Will independence help or hinder the birth of a new common weal for Scotland and the shift to a good society that is much more equal, sustainable and democratic?

I see the referendum split political friendships and families north and south of the Border. I can see both sides. Why would other fellow progressives want to leave their comrades in England to the eternal mercy of the Tories? But equally, can’t Scotland show England and Wales what a progressive future looks like as an independent Nordic- style social democracy?

The debate and the decision will reverberate. It is already rippling south as the English question unfolds in its wake. Quite rightly it is up to the Scottish people to decide.

For those running the campaigns it will feel like a life or death struggle, a once-in-history chance the settle the national issue. As some- one who was at the forefront of the last national referendum, just 18 months ago on the AV voting system, let me tell you it isn’t.

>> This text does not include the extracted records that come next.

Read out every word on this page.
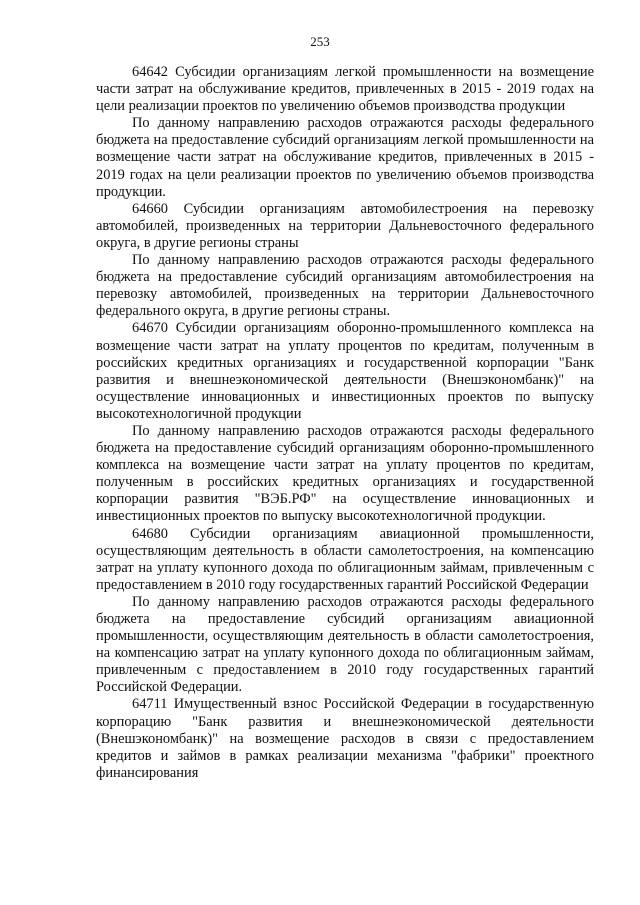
253

64642 Субсидии организациям легкой промышленности на возмещение части затрат на обслуживание кредитов, привлеченных в 2015 - 2019 годах на цели реализации проектов по увеличению объемов производства продукции

По данному направлению расходов отражаются расходы федерального бюджета на предоставление субсидий организациям легкой промышленности на возмещение части затрат на обслуживание кредитов, привлеченных в 2015 - 2019 годах на цели реализации проектов по увеличению объемов производства продукции.

64660 Субсидии организациям автомобилестроения на перевозку автомобилей, произведенных на территории Дальневосточного федерального округа, в другие регионы страны

По данному направлению расходов отражаются расходы федерального бюджета на предоставление субсидий организациям автомобилестроения на перевозку автомобилей, произведенных на территории Дальневосточного федерального округа, в другие регионы страны.

64670 Субсидии организациям оборонно-промышленного комплекса на возмещение части затрат на уплату процентов по кредитам, полученным в российских кредитных организациях и государственной корпорации "Банк развития и внешнеэкономической деятельности (Внешэкономбанк)" на осуществление инновационных и инвестиционных проектов по выпуску высокотехнологичной продукции

По данному направлению расходов отражаются расходы федерального бюджета на предоставление субсидий организациям оборонно-промышленного комплекса на возмещение части затрат на уплату процентов по кредитам, полученным в российских кредитных организациях и государственной корпорации развития "ВЭБ.РФ" на осуществление инновационных и инвестиционных проектов по выпуску высокотехнологичной продукции.

64680 Субсидии организациям авиационной промышленности, осуществляющим деятельность в области самолетостроения, на компенсацию затрат на уплату купонного дохода по облигационным займам, привлеченным с предоставлением в 2010 году государственных гарантий Российской Федерации

По данному направлению расходов отражаются расходы федерального бюджета на предоставление субсидий организациям авиационной промышленности, осуществляющим деятельность в области самолетостроения, на компенсацию затрат на уплату купонного дохода по облигационным займам, привлеченным с предоставлением в 2010 году государственных гарантий Российской Федерации.

64711 Имущественный взнос Российской Федерации в государственную корпорацию "Банк развития и внешнеэкономической деятельности (Внешэкономбанк)" на возмещение расходов в связи с предоставлением кредитов и займов в рамках реализации механизма "фабрики" проектного финансирования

Electoral reform, far from being dead, will be hack on the agenda the day after the next general election if first past the post delivers another hung parliament or gives office to a party which came second in the popular vote. Likewise in Scotland, if the Tories fail to win a single Scottish seat and yet rule the country, the national question will be quickly back on the agenda even after a referendum defeat.

Democratic renewal tends to occur around big revolutionary style events like these, not gradually. Scotland is facing such a big event. Whatever the outcome Scotland can become a beacon for a different and better future – a good society based in part on the notion of the common weal. But only if it embraces the power of the democratic surge that is being unleashed by the brave decision to let the people decide.

What will then be awoken may not just be a sense of Scottish national independence but something, dare I say, even more important. What will stir is the transformative capacity  of the Scottish people to determine their collective fate in their communities, their workplaces, their public services – as consumers and citizens – to make their world together.

The common weal can only be created by daring more democracy and trusting the people to manage their lives together. Democracy is the means and ends of the good society. The light from the north flickers and We are drawn to it – but will it burst into life?